Başkanların kendisini listelerine yazmak istemesi durumunda ne yapacağını sorduğumda ise bunun olmasını istemediğini ancak kongre saatinde bazı şeylerin netleşebileceğini belirtti.
Saadet Partisi tabanını Adana’da en iyi tanıyan gazetecilerden birisi olarak şunu söyleyebilirim ki bu kongre birçok şeyin başlangıcı olabilir.
Es geçilmemesi gereken iki durum var. Birincisi; Çalışkan Ailesi’nin durumu. Rahmetli Süleyman Çalışkan’ın canıyla ve malıyla Milli Görüş'e ömrünün son anına kadar hizmet ettiğini herkes bilir. Bu yüzden Çalışkan ailesinin kimi destekleyeceği önemli.

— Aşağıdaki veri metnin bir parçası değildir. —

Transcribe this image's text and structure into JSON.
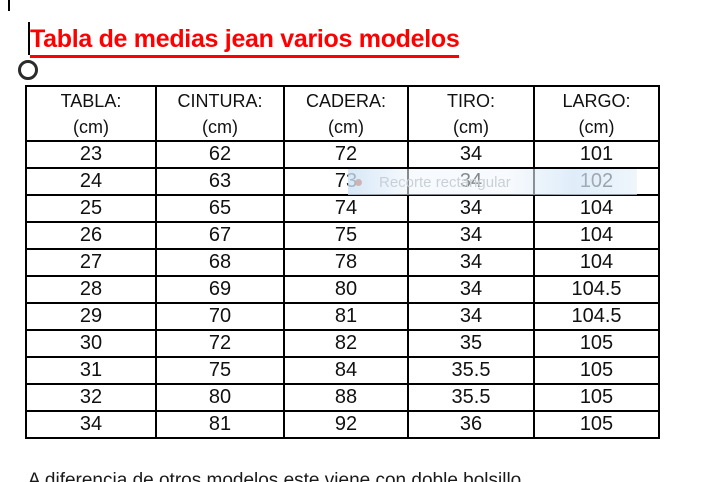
{
  "page": {
    "background": "#ffffff"
  },
  "title": {
    "text": "Tabla de medias jean varios modelos",
    "color": "#ff0000",
    "underlined": true
  },
  "cursor": {
    "type": "text-caret",
    "color": "#000000"
  },
  "anchor": {
    "shape": "circle",
    "color": "#2b2b2b"
  },
  "table": {
    "columns": [
      {
        "label": "TABLA:",
        "unit": "(cm)"
      },
      {
        "label": "CINTURA:",
        "unit": "(cm)"
      },
      {
        "label": "CADERA:",
        "unit": "(cm)"
      },
      {
        "label": "TIRO:",
        "unit": "(cm)"
      },
      {
        "label": "LARGO:",
        "unit": "(cm)"
      }
    ],
    "rows": [
      [
        "23",
        "62",
        "72",
        "34",
        "101"
      ],
      [
        "24",
        "63",
        "73",
        "34",
        "102"
      ],
      [
        "25",
        "65",
        "74",
        "34",
        "104"
      ],
      [
        "26",
        "67",
        "75",
        "34",
        "104"
      ],
      [
        "27",
        "68",
        "78",
        "34",
        "104"
      ],
      [
        "28",
        "69",
        "80",
        "34",
        "104.5"
      ],
      [
        "29",
        "70",
        "81",
        "34",
        "104.5"
      ],
      [
        "30",
        "72",
        "82",
        "35",
        "105"
      ],
      [
        "31",
        "75",
        "84",
        "35.5",
        "105"
      ],
      [
        "32",
        "80",
        "88",
        "35.5",
        "105"
      ],
      [
        "34",
        "81",
        "92",
        "36",
        "105"
      ]
    ],
    "border_color": "#000000"
  },
  "snip_tooltip": {
    "label": "Recorte rectangular",
    "background": "#dcebf7",
    "text_color": "#c8ced6",
    "dot_color": "#cbaaa9"
  },
  "clipped_text": {
    "text": "A diferencia de otros modelos este viene con doble bolsillo"
  }
}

İkinci önemli husus ise ilçe başkanlarının kimi destekleyeceği. Açıkçası Musa Ahmet Kaya da Çelebi Keyhıdır da bu konuda iddialı.
Bazı ilçe başkanları bu konudaki tercihlerini açık bir şekilde yazmasa da net bir şekilde belli etti. Saadet Partisi'nde yaşanan değişim/dönüşümün hangi boyuta ulaşacağını kestirmek güç ancak Milli Görüş tarihindeki önemli dönemlerden birisine şahitlik ettiğimiz de malum.
Bugünler bana yaklaşık 20 yıl öncesini, Recep Tayyip Erdoğan ve arkadaşlarının 'Yenilikçiler' adıyla Fazilet Partisi içerisindeki mücadelesinin yaşandığı günleri hatırlattı. Onlar partide değişim istiyordu. Partinin gelenekçi kanadı ise buna gerek olmadığını söylüyordu. Erdoğan ve arkadaşlarının (yenilikçilerin) adayı Abdullah Gül kongrede Necmettin Erbakan’ın (gelenekçilerin) adayı Recai Kutan’a karşı kaybedince Fazilet Partisi’nden ayrılmış ve Ak Parti’yi kurmuşlardı.
Şimdi de tarih (sanki tersten) tekerrür ediyor. Bu kez Genel Merkez değişmek istiyor. Yıllarca Milli Görüş'e hizmet etmiş bir gurup ise adeta; "Biz kendi kozamızda kalacağız" diyerek Genel Merkez'e direniyor.
Değişim isteyenler mi yoksa öze dönüşü savunanlar mı kazanacak bilmiyorum ama Saadet Partisi'nin diğer illerdeki seçimlerine de emsal olacak bir kongre yaşanacak bugün. Genel Merkez'in adayı Ahmet Musa Kaya kazanırsa diğer iller de Genel Merkez’in adaylarına sahip çıkacak Çelebi Keyhıdır kazanırsa birçok ildeki gelenekçilere ümit ışığı olacak ve illerde, ilçelerde iki belki üç listeli kongreler yaşanacak.
Saadet Partisi’nin geleceğini Adana İl Kongresi belirleyecek yazmak yanlış olmaz sanırım.
Pekiyi 2018 yılındaki son genel seçimlerde yüzde 1,3 oy alan 2019’daki son yerel seçimlerde Adana’da 1,9 oy alan Saadet Partisi'nin Adana İl Kongresi neden bu kadar önemli?
Başta da yazdım ya; Saadet Partisi oy oranı bakımından beklenen düzeyin altında ama özgül ağırlığı çok yüksek bir parti. Şu da bir gerçek ki Ak Parti iktidardan düşse bile Türkiye’yi yine muhafazakâr bir ismin liderliğindeki kadrolar yönetecek. Bu kadrolar belki de yine Saadet Partisi'nden çıkar. Olmaz mı?